BREAKING: April the Giraffe takes a commanding lead over Trump and DeSantis in the polls. pic.twitter.com/EvoK9Qfp3R
While DeSantis' campaign claimed that the event was so popular it "broke the Internet," the reality is that the traffic surge only broke the app. To solve issues like Twitter Spaces crashing, distracting feedback, and audio cutting out or sounding garbled, The Guardian reported, Musk had to set up an entirely new Spaces session. He told users that Twitter was "reallocating some of the server capability to be able to handle the load here. It's really going crazy."
Once there was a much smaller audience, Twitter Spaces functioned normally, which The Guardian reported indicated that the issue really was too much user demand for Twitter to handle. However, The Washington Post noted that Twitter Spaces has, in the past, handled much higher user demand, with Musk hosting an event in March where 1.2 million tuned in with seemingly no issues.
Joining Musk in hosting the DeSantis announcement was venture capitalist David Sacks, whom CNN reported attempted to spin the glitches as a sign of Twitter's success.

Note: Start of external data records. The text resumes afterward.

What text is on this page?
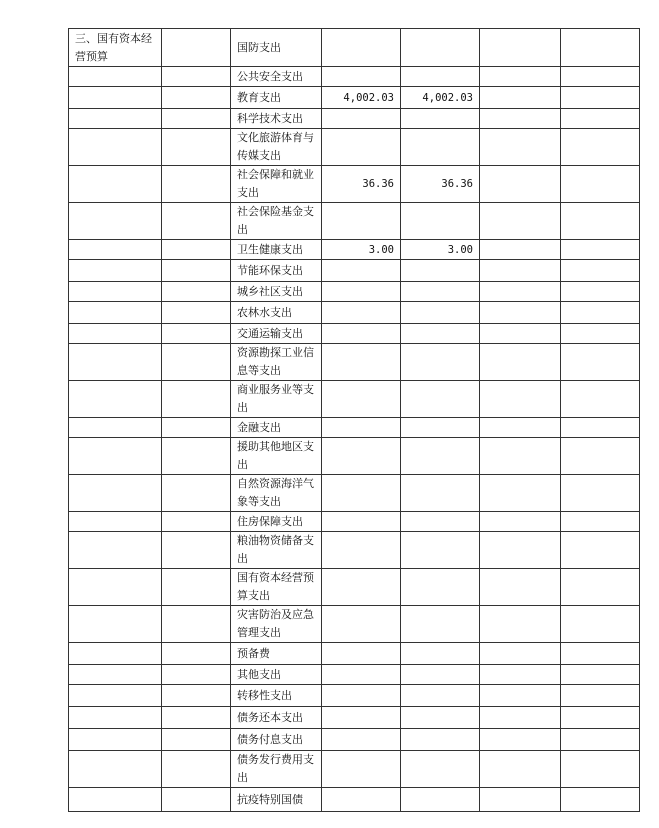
三、国有资本经营预算		国防支出				
		公共安全支出				
		教育支出	4,002.03	4,002.03		
		科学技术支出				
		文化旅游体育与传媒支出				
		社会保障和就业支出	36.36	36.36		
		社会保险基金支出				
		卫生健康支出	3.00	3.00		
		节能环保支出				
		城乡社区支出				
		农林水支出				
		交通运输支出				
		资源勘探工业信息等支出				
		商业服务业等支出				
		金融支出				
		援助其他地区支出				
		自然资源海洋气象等支出				
		住房保障支出				
		粮油物资储备支出				
		国有资本经营预算支出				
		灾害防治及应急管理支出				
		预备费				
		其他支出				
		转移性支出				
		债务还本支出				
		债务付息支出				
		债务发行费用支出				
		抗疫特别国债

"You know you're breaking new ground when there's bugs and scaling issues," Sacks said during the Spaces session, which he said was "melting the servers."
But an anonymous former Twitter employee told CNN that it was really a sign that Twitter Spaces is still just a "janky" tool that isn't ready for prime time.
"Spaces was largely a prototype, not a finished product," the ex-employee told CNN. "It's a beta test that never ended."
While Twitter Spaces was glitching, NBC News reported that voices could be heard fretting that DeSantis' rival Donald Trump would have a field day mocking the event, and that is indeed what happened. Trump is currently "significantly" ahead of DeSantis in Republican primary polls, MSNBC reported. A spokesperson for Trump's campaign, Steven Cheung, told NBC News that the event was a disaster, while Trump posted critically of DeSantis on Truth Social.
"Glitchy. Tech issues. Uncomfortable silences. A complete failure to launch. And that's just the candidate!" Cheung told NBC News, while Trump mocked DeSantis' collar for being "too big" and said DeSantis' campaign would be as big a disaster as the Twitter campaign launch.
Musk responded by joking that the only reason people saw Trump's comments was because of screenshots shared on Twitter.
The only reason people even know this is because of screenshots posted on Twitter lol
Trump wasn't the only 2024 presidential candidate who took a jab at DeSantis for launching his campaign on a glitchy social media platform. Biden also got in on the fun by tweeting a link to his own campaign fundraising webpage, bragging, "This link works."